Kampala, Uganda | THE INDEPENDENT | The World Bank has urged the Ugandan government to pass the Special Needs and Inclusive Education policy which has remained in a draft for close to ten years.
The policy, which was drafted in 2011, makes it mandatory for all schools to have special needs teachers trained and placed in different classrooms. It also requires schools to have the right infrastructure like rumps to ease the movement of learners with physical disabilities.
Diana Sekaggya Bagarukayo, an Education Specialist at the World Bank Uganda observes that in the absence of the policy, a number of learners with special needs have been left out of the mainstream education system.
Sekaggya says that the ministry needs to move to the next level so that different activities can take off regarding special needs education in the field.
Negris Onen, the commissioner of special needs education says that they are working towards getting the policy passed as soon as possible.

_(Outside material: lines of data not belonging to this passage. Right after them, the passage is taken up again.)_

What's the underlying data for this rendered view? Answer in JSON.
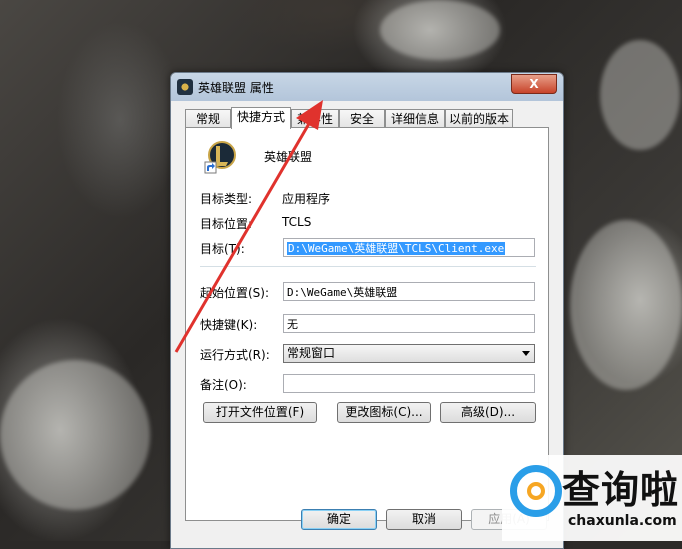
{
  "window": {
    "title": "英雄联盟 属性",
    "close_label": "X"
  },
  "tabs": [
    {
      "label": "常规",
      "active": false
    },
    {
      "label": "快捷方式",
      "active": true
    },
    {
      "label": "兼容性",
      "active": false
    },
    {
      "label": "安全",
      "active": false
    },
    {
      "label": "详细信息",
      "active": false
    },
    {
      "label": "以前的版本",
      "active": false
    }
  ],
  "shortcut": {
    "app_name": "英雄联盟",
    "target_type_label": "目标类型:",
    "target_type_value": "应用程序",
    "target_location_label": "目标位置:",
    "target_location_value": "TCLS",
    "target_label": "目标(T):",
    "target_value": "D:\\WeGame\\英雄联盟\\TCLS\\Client.exe",
    "start_in_label": "起始位置(S):",
    "start_in_value": "D:\\WeGame\\英雄联盟",
    "hotkey_label": "快捷键(K):",
    "hotkey_value": "无",
    "run_label": "运行方式(R):",
    "run_value": "常规窗口",
    "comment_label": "备注(O):",
    "comment_value": ""
  },
  "actions": {
    "open_location": "打开文件位置(F)",
    "change_icon": "更改图标(C)...",
    "advanced": "高级(D)..."
  },
  "footer": {
    "ok": "确定",
    "cancel": "取消",
    "apply": "应用(A)"
  },
  "watermark": {
    "title": "查询啦",
    "url": "chaxunla.com"
  },
  "colors": {
    "annotation_arrow": "#e0322d",
    "selection": "#3399ff",
    "brand_blue": "#2a9ee8",
    "brand_orange": "#f6a623"
  }
}
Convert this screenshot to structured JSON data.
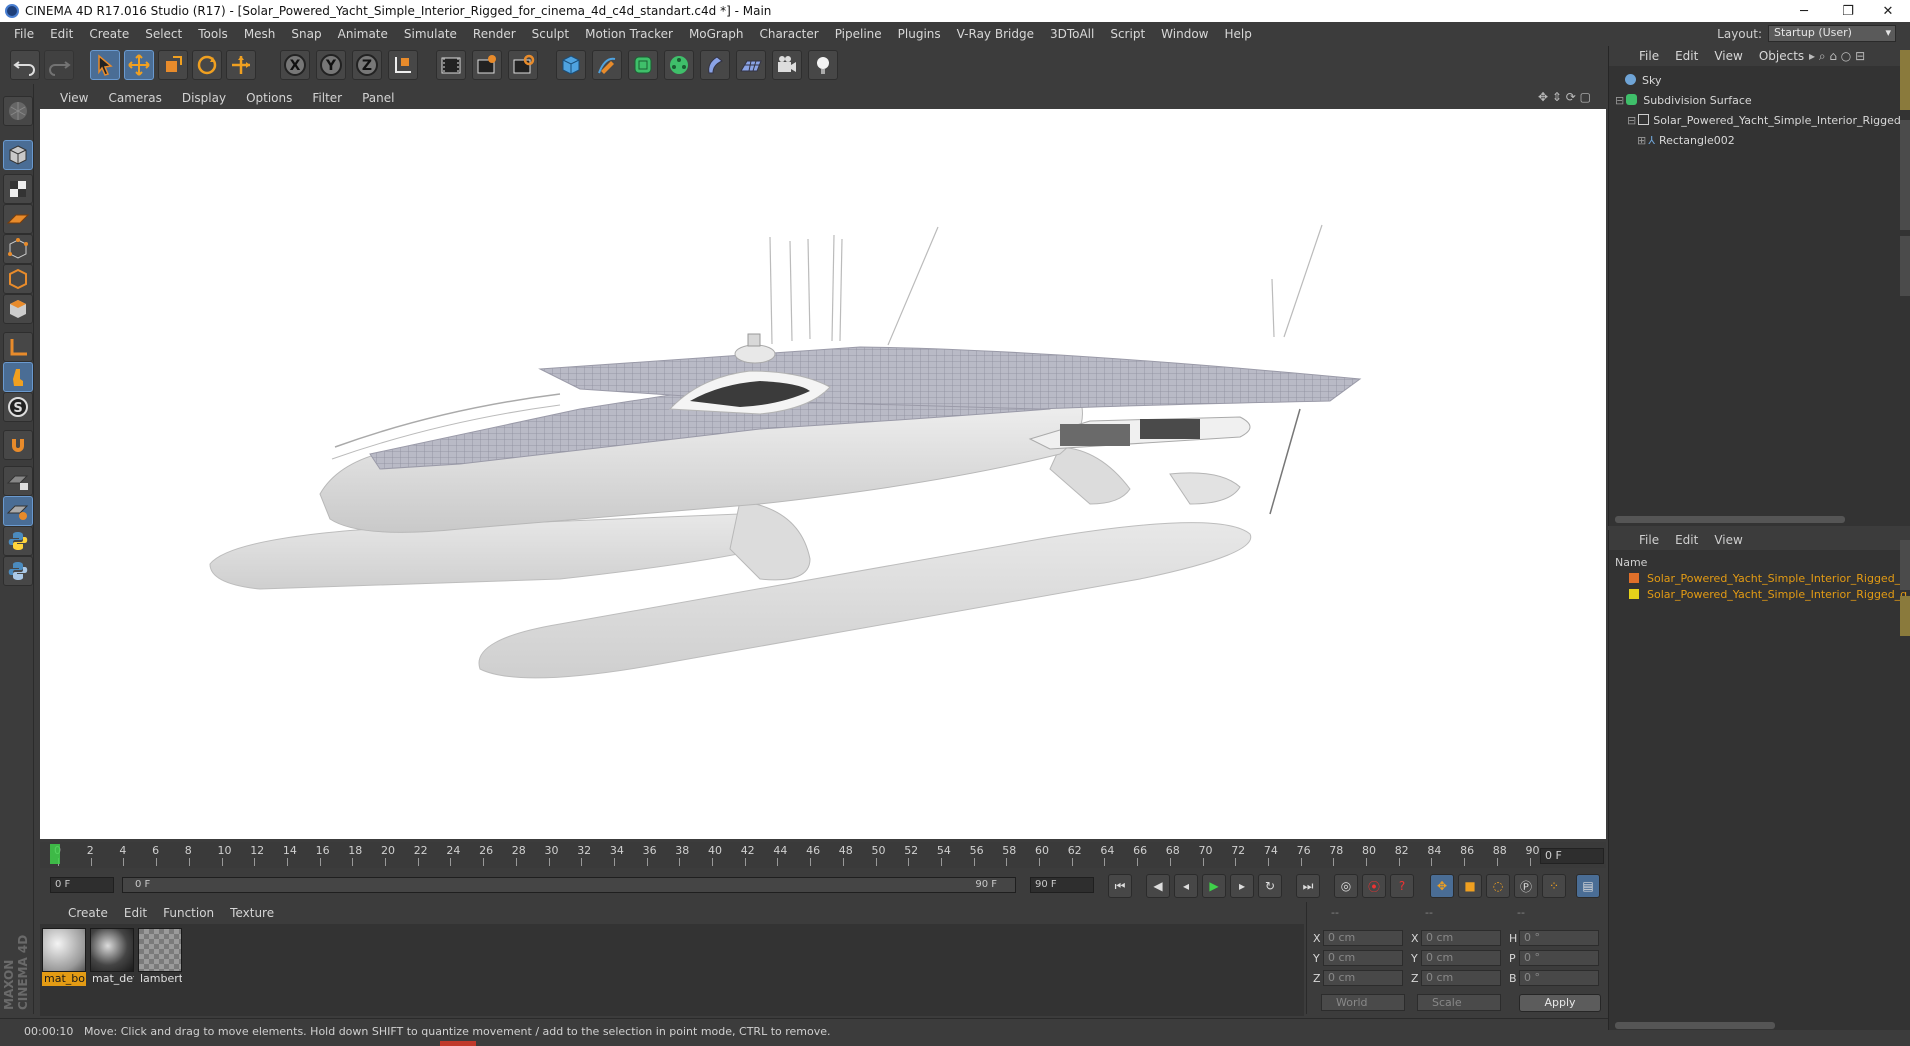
{
  "window": {
    "title": "CINEMA 4D R17.016 Studio (R17) - [Solar_Powered_Yacht_Simple_Interior_Rigged_for_cinema_4d_c4d_standart.c4d *] - Main"
  },
  "menubar": {
    "items": [
      "File",
      "Edit",
      "Create",
      "Select",
      "Tools",
      "Mesh",
      "Snap",
      "Animate",
      "Simulate",
      "Render",
      "Sculpt",
      "Motion Tracker",
      "MoGraph",
      "Character",
      "Pipeline",
      "Plugins",
      "V-Ray Bridge",
      "3DToAll",
      "Script",
      "Window",
      "Help"
    ],
    "layout_label": "Layout:",
    "layout_value": "Startup (User)"
  },
  "toolbar": {
    "icons": [
      "undo-icon",
      "redo-icon",
      "live-selection-icon",
      "move-icon",
      "scale-icon",
      "rotate-icon",
      "move-axis-icon",
      "x-axis-icon",
      "y-axis-icon",
      "z-axis-icon",
      "coordinate-system-icon",
      "render-view-icon",
      "render-picture-viewer-icon",
      "render-settings-icon",
      "cube-icon",
      "pen-icon",
      "subdivision-icon",
      "cloner-icon",
      "deformer-icon",
      "floor-icon",
      "camera-icon",
      "light-icon"
    ]
  },
  "viewport": {
    "menu": [
      "View",
      "Cameras",
      "Display",
      "Options",
      "Filter",
      "Panel"
    ]
  },
  "timeline": {
    "ticks": [
      "0",
      "2",
      "4",
      "6",
      "8",
      "10",
      "12",
      "14",
      "16",
      "18",
      "20",
      "22",
      "24",
      "26",
      "28",
      "30",
      "32",
      "34",
      "36",
      "38",
      "40",
      "42",
      "44",
      "46",
      "48",
      "50",
      "52",
      "54",
      "56",
      "58",
      "60",
      "62",
      "64",
      "66",
      "68",
      "70",
      "72",
      "74",
      "76",
      "78",
      "80",
      "82",
      "84",
      "86",
      "88",
      "90"
    ],
    "current_frame": "0 F",
    "start_frame": "0 F",
    "range_start": "0 F",
    "range_end": "90 F",
    "end_frame": "90 F"
  },
  "material_manager": {
    "menu": [
      "Create",
      "Edit",
      "Function",
      "Texture"
    ],
    "materials": [
      {
        "label": "mat_bo",
        "active": true
      },
      {
        "label": "mat_det",
        "active": false
      },
      {
        "label": "lambert",
        "active": false
      }
    ]
  },
  "coordinates": {
    "header": [
      "--",
      "--",
      "--"
    ],
    "rows": [
      {
        "l1": "X",
        "v1": "0 cm",
        "l2": "X",
        "v2": "0 cm",
        "l3": "H",
        "v3": "0 °"
      },
      {
        "l1": "Y",
        "v1": "0 cm",
        "l2": "Y",
        "v2": "0 cm",
        "l3": "P",
        "v3": "0 °"
      },
      {
        "l1": "Z",
        "v1": "0 cm",
        "l2": "Z",
        "v2": "0 cm",
        "l3": "B",
        "v3": "0 °"
      }
    ],
    "mode": "World",
    "scale_mode": "Scale",
    "apply_label": "Apply"
  },
  "status": {
    "time": "00:00:10",
    "message": "Move: Click and drag to move elements. Hold down SHIFT to quantize movement / add to the selection in point mode, CTRL to remove."
  },
  "object_manager": {
    "menu": [
      "File",
      "Edit",
      "View",
      "Objects"
    ],
    "objects": [
      {
        "name": "Sky"
      },
      {
        "name": "Subdivision Surface"
      },
      {
        "name": "Solar_Powered_Yacht_Simple_Interior_Rigged_"
      },
      {
        "name": "Rectangle002"
      }
    ]
  },
  "layers_panel": {
    "menu": [
      "File",
      "Edit",
      "View"
    ],
    "column_header": "Name",
    "rows": [
      {
        "name": "Solar_Powered_Yacht_Simple_Interior_Rigged_h",
        "color": "#e0702a"
      },
      {
        "name": "Solar_Powered_Yacht_Simple_Interior_Rigged_g",
        "color": "#e6d21a"
      }
    ]
  },
  "branding": {
    "maxon": "MAXON",
    "product": "CINEMA 4D"
  },
  "colors": {
    "accent": "#4a6d95",
    "highlight": "#e39b14",
    "panel": "#3c3c3c"
  }
}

“We still have some work to do on the draft before we can present it to the cabinet but in the process, we are not sleeping. We recently launched a tool to help teachers identify learners with special needs in schools so that their learning needs can be met at the classroom level by teachers,” Onen said.
Dr Patrick Ojok, a lecturer at the Faculty of Special Needs Education at Kyambogo University says that without a policy, it is hard to prepare teachers to be able to carry out inclusive education.
The World Bank made the call during the handover of equipment for the treatment and diagnosis of hearing impairments in schools and communities. The handover took place at the Office of the Prime Minister in Kampala today.
The equipment, donated by the Starkey hearing foundation, consists of diagnostic audiometers to be sent to six regional hospitals, in Moroto, Mbale, Masaka, Entebbe, Mbarara and Gulu. As part of a partnership between the health and education ministries, learners referred to schools will not pay for assessment at the hospitals.
State Minister for Higher Education John Chrysostom Muyingo, says this will enable quick follow-ups for learners with suspected hearing impairments.